Date

3-2-2023

Department

Helms School of Government

Degree

Doctor of Philosophy in Criminal Justice (PhD)

Chair

Robert Mason

Keywords

police, resilience, burnout, physical fitness, stress

Disciplines

Social and Behavioral Sciences

Abstract

This study seeks participation from patrol-level officers with at least two years’ experience in the New Castle County Police Department in Delaware (n=134) and requests that they respond to two questionnaires measuring resilience and job burnout: the 25-item Resilience Scale and the Maslach Burnout Inventory. Additionally, participants are asked to self-report their pre-hire fitness scores. Police officers are repeatedly exposed to trauma, which has negative mental and physical consequences, often leading to extreme stress, fatigue, and emotional imbalance.
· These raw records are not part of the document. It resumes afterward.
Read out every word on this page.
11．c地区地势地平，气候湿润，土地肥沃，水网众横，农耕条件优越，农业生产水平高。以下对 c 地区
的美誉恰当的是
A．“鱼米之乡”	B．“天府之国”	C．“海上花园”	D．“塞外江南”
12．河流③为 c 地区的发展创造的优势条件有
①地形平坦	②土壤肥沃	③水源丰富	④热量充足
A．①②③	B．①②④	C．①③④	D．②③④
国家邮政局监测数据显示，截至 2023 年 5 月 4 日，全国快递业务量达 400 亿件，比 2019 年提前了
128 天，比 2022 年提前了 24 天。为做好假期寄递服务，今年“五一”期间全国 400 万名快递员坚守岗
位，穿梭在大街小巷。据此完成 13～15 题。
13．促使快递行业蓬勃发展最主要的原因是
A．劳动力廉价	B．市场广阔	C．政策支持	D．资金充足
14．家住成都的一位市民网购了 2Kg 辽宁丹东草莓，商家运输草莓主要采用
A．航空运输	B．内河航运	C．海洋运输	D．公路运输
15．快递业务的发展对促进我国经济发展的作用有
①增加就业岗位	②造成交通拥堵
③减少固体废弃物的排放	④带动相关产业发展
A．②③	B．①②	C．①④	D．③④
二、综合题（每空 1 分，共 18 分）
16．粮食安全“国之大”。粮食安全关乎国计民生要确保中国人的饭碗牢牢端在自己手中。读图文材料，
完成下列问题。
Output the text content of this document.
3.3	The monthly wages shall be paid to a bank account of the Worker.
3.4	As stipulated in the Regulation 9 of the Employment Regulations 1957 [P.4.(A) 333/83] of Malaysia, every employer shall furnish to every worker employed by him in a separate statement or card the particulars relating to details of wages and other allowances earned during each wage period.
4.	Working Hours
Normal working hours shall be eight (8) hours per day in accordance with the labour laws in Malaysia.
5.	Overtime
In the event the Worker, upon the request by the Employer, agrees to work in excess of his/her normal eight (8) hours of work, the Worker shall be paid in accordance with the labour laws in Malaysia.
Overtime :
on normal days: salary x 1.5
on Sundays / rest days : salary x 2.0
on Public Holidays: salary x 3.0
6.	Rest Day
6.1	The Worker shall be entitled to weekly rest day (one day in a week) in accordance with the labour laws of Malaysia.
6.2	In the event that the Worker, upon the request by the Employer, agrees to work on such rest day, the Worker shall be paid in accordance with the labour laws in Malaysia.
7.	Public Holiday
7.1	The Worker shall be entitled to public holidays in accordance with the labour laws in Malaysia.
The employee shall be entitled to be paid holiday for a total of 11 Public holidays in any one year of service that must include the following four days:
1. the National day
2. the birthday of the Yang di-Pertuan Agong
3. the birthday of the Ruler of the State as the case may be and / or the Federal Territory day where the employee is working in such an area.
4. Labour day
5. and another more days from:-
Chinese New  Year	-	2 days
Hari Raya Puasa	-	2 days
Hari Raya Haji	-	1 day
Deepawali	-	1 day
Repeated trauma also impacts physical fitness, which is critical for not only physical and mental health but also work performance, especially for police officers. Two related concepts are used to investigate the relationship between physical and mental health: resilience, which describes an individual’s capacity to recover quickly from difficulties, and burnout, a state of emotional, physical, and mental exhaustion caused by excessive and prolonged stress. The data generated by the aforementioned scales are compared to pre-hire physical fitness scores to observe the relationship between pre-hire fitness and current levels of burnout and resilience. This study aims to improve the hiring practices of police organizations by identifying characteristics that enable candidates to manage repeated exposure to trauma. Failing to hire resilient police officers can produce physically and mentally exhausted police populations that cannot provide the public with safe and effective policing. The study hypothesizes that pre-hire physical fitness scores influence measures of resilience and burnout in patrol-level police officer populations.